The game focuses mainly on a character by the name of Cloud. When the game begins, Cloud has recently joined up as a mercenary with a band of environmental activists called Avalanche. Until recently, Cloud was a member of an elite combat unit known as SOLDIER. This group was employed directly by the powerful Shinra Electric company; a corporation that’s grown so powerful over the years that they’ve actually become a sort of de-facto government entity. It is soon revealed that Shinra draws their power by tapping into the very lifesource of the planet itself. As a result, the world is slowly dying. Avalanche makes it their goal to prevent the destruction of the world by exposing Shinra’s deeds and launching terrorist-style attacks on the company’s reactor sites.
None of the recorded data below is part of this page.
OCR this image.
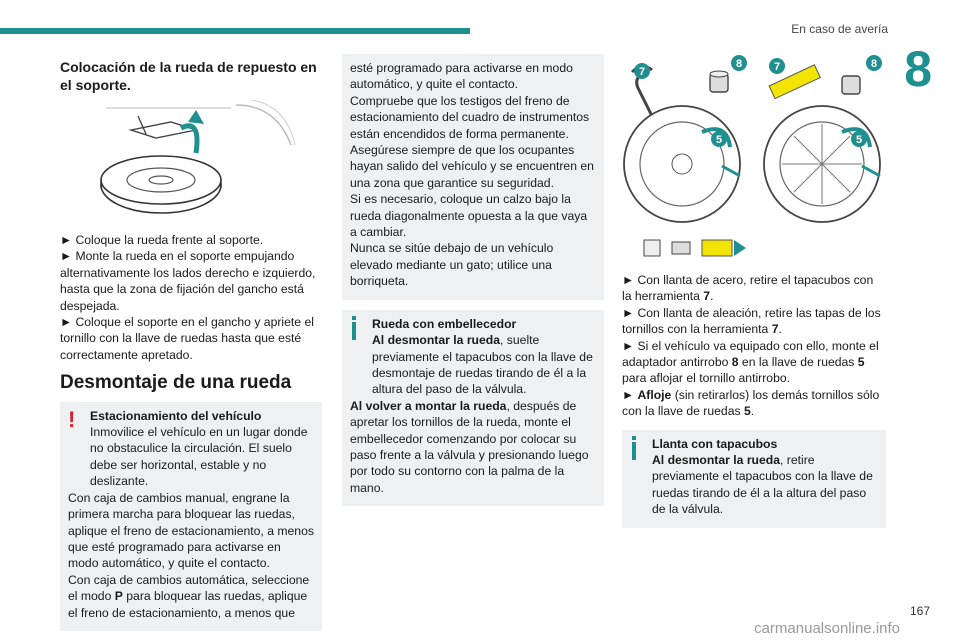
En caso de avería
8
Colocación de la rueda de repuesto en el soporte.
► Coloque la rueda frente al soporte.
► Monte la rueda en el soporte empujando alternativamente los lados derecho e izquierdo, hasta que la zona de fijación del gancho está despejada.
► Coloque el soporte en el gancho y apriete el tornillo con la llave de ruedas hasta que esté correctamente apretado.
Desmontaje de una rueda
!	Estacionamiento del vehículo
Inmovilice el vehículo en un lugar donde no obstaculice la circulación. El suelo debe ser horizontal, estable y no deslizante.
Con caja de cambios manual, engrane la primera marcha para bloquear las ruedas, aplique el freno de estacionamiento, a menos que esté programado para activarse en modo automático, y quite el contacto.
Con caja de cambios automática, seleccione el modo P para bloquear las ruedas, aplique el freno de estacionamiento, a menos que
esté programado para activarse en modo automático, y quite el contacto.
Compruebe que los testigos del freno de estacionamiento del cuadro de instrumentos están encendidos de forma permanente.
Asegúrese siempre de que los ocupantes hayan salido del vehículo y se encuentren en una zona que garantice su seguridad.
Si es necesario, coloque un calzo bajo la rueda diagonalmente opuesta a la que vaya a cambiar.
Nunca se sitúe debajo de un vehículo elevado mediante un gato; utilice una borriqueta.
Rueda con embellecedor
Al desmontar la rueda, suelte previamente el tapacubos con la llave de desmontaje de ruedas tirando de él a la altura del paso de la válvula.
Al volver a montar la rueda, después de apretar los tornillos de la rueda, monte el embellecedor comenzando por colocar su paso frente a la válvula y presionando luego por todo su contorno con la palma de la mano.
7
8	7	8
5	5
► Con llanta de acero, retire el tapacubos con la herramienta 7.
► Con llanta de aleación, retire las tapas de los tornillos con la herramienta 7.
► Si el vehículo va equipado con ello, monte el adaptador antirrobo 8 en la llave de ruedas 5 para aflojar el tornillo antirrobo.
► Afloje (sin retirarlos) los demás tornillos sólo con la llave de ruedas 5.
Llanta con tapacubos
Al desmontar la rueda, retire previamente el tapacubos con la llave de ruedas tirando de él a la altura del paso de la válvula.
167
carmanualsonline.info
As the game story progresses, it becomes apparent that there are even stranger projects being undertaken at Shinra. As you play through the game, more and more backstory is revealed. I’ll stop here to prevent any spoilers, but let’s just say there’s a reason Final Fantasy VII is considered to be one of the greatest RPGS of all time. The story found within this title is arguably one of the greatest in video game history.

For the most part, this game will feel familiar to anyone who’s experienced other titles in the series thus far. You control a team of characters as they explore the world, battle monsters, find and equip new items and treasure, and uncover the main plot of the game.

Combat in this game will feel pretty familiar to existing fans. But there is much more here than the simple turn-based battles we’ve seen before. Aside the regular options we’ve seen thus far, battle in Final Fantasy VII also features something called the “Limit Break” system. Essentially, as you battle and take damage, there is a meter that slowly fills up over time. Once the meter is full, that character can unleash a devastating attack called a Limit Break. There are a number of limit breaks available to each character and these are unlocked over time.

The most unique thing about combat in this title compared to other FF games is the Materia System. Spells and magic are not purchased or learned in this game like they are in some of the other titles. Instead, there are various magic stones that can be equipped in on your weapons and armor. Each stone, when equipped, grants that character the ability to use a spell, summons a monster for battle, or offers some other type of enhancing effect. Materia can level up overtime and a result, the effects can be enhanced. In some instances, materia can be linked together to create new effects as well. Learning how this system works is a key element to the game. Luckily, the game includes a number of tutorials, making understanding how this system works very simple.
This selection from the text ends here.